Deuxième étape, l’échec de l’EEE, en 1992. Loin de booster l’europhilie, il a, sur le moyen terme, enterré tout espoir d’accords globaux, et ce furent les séries de bilatérales, forcément peu sexy, peu lisibles ; de la vision on a bien dû passer au marchandage technocratique. Car il les faut.

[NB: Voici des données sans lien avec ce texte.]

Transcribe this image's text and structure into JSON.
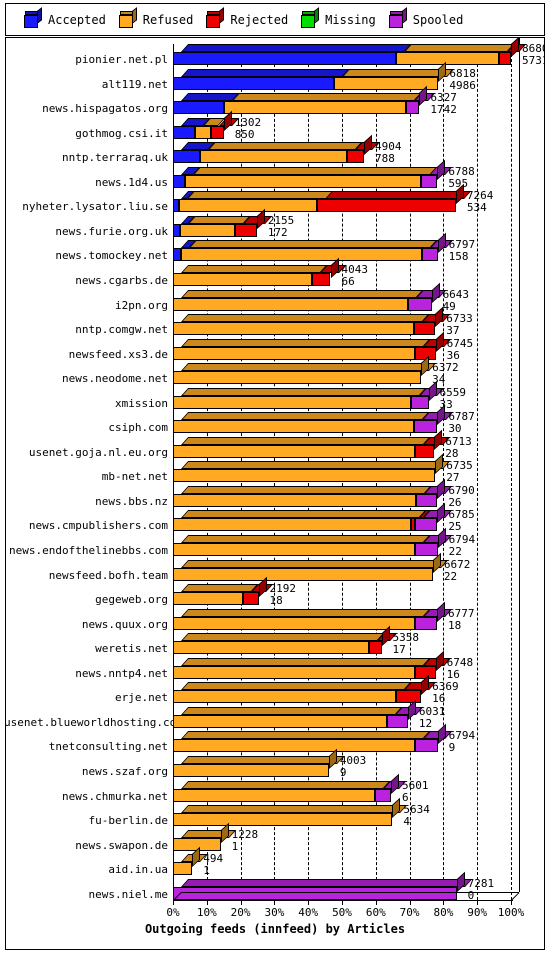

Et nous voici à la troisième étape : on fusille même cela.
 

Pendant longtemps, le peuple a résisté aux sirènes des caricaturistes patentés. Il a peut-être interdit les minarets (de toute façon il n'y en avait quasiment pas) mais a toujours accepté les bilatérales. En 2000 : oui à 67% à la libre circulation, en 2009 : oui à 58% à la reconduction des bilatérales. Puis, le 9 février 2014, par une très courte majorité (mais ces majorités très faibles tendent à se multiplier ces derniers temps), le peuple a adopté une initiative «contre l’immigration de masse». Qui peut bien vouloir d’une immigration de masse ? Et quelle immigration de masse ? Ce titre résume toute la démarche : de l’amalgame sur toute la ligne.

 

Il est vrai qu’élargir l’espace concurrentiel, par la libre circulation des biens, des capitaux et des personnes, c’est créer une compétition plus grande, et il est donc indispensable de la cadrer pour qu’elle se déroule loyalement et sans sous-enchère sociale et salariale. Il faut vivement remercier les syndicats suisses qui n’ont eu de cesse de se battre pour que l’espace de concurrence soit aussi un espace de régulation. Malgré cela, des doutes existent, notamment dans les régions frontalières, où les différentiels de salaires et de coûts de la vie causent de réelles distorsions. Néanmoins l’examen des résultats du vote ne montre aucune corrélation (sauf dans quelques-unes de ces régions, et encore) entre le nombre d’étrangers et le taux d’acceptation, preuve que le vote était bien un vote sur la représentation que l’on se fait de l’identité suisse, C’est bien cela, l’objet de toutes les campagnes populistes : déconstruire une identité historiquement engagée et positive, pour la remplacer par une imposture égocentrique et narcissique.

 

Reste à faire quelque chose du nouvel article constitutionnel, mais comment ? Contingents dont les critères sont tout sauf clairs, où on mélange travailleurs et requérants d’asile. Demande de renégocier dans les trois ans (d’ici 2017 donc) les accords de libre circulation. Mesures de rétorsion jusqu’au niveau de notre approvisionnement en électricité… entre autres… tout cela sans beaucoup de perspectives d’aboutir à quoi que ce soit de satisfaisant tant pour nous que pour nos partenaires.

 

C’est pourquoi nous devons dire un grand merci aux initiants qui viennent de faire aboutir leur initiative qui vise à faire revoter le peuple suisse. C’est sans doute le texte le plus bref de l’histoire constitutionnelle suisse; il tient en deux mots : on abroge l’Article 121 A et la Disposition transitoire n°11. Un grand ouf, car c’est l’occasion dès maintenant de remonter la pente, de commencer à tourner la page de l’illusion isolationniste, d'un mythe national fossilisé, pour faire au nom de ce qui nous tient à cœur, de ce que nous sommes, œuvre constructive au cœur géographique de l’Europe. Enfin, nous pouvons reprendre le fil de notre histoire, vivre notre vraie identité. Vraiment un grand merci chères et chers initiants, chères et chers signataires. Une nouvelle Suisse est née …

René Longet

Licencié en lettres à l’Université de Genève, René Longet a mené en parallèle d’importants engagements, dans le domaine des ONG et du monde institutionnel, pour le vivre-ensemble ainsi qu'un développement durable. Passionné d’histoire et de géographie, il s’interroge sur l’étrange trajectoire de cette Humanité qui, capable du meilleur comme du pire, n’arrive pas encore bien à imaginer son destin commun.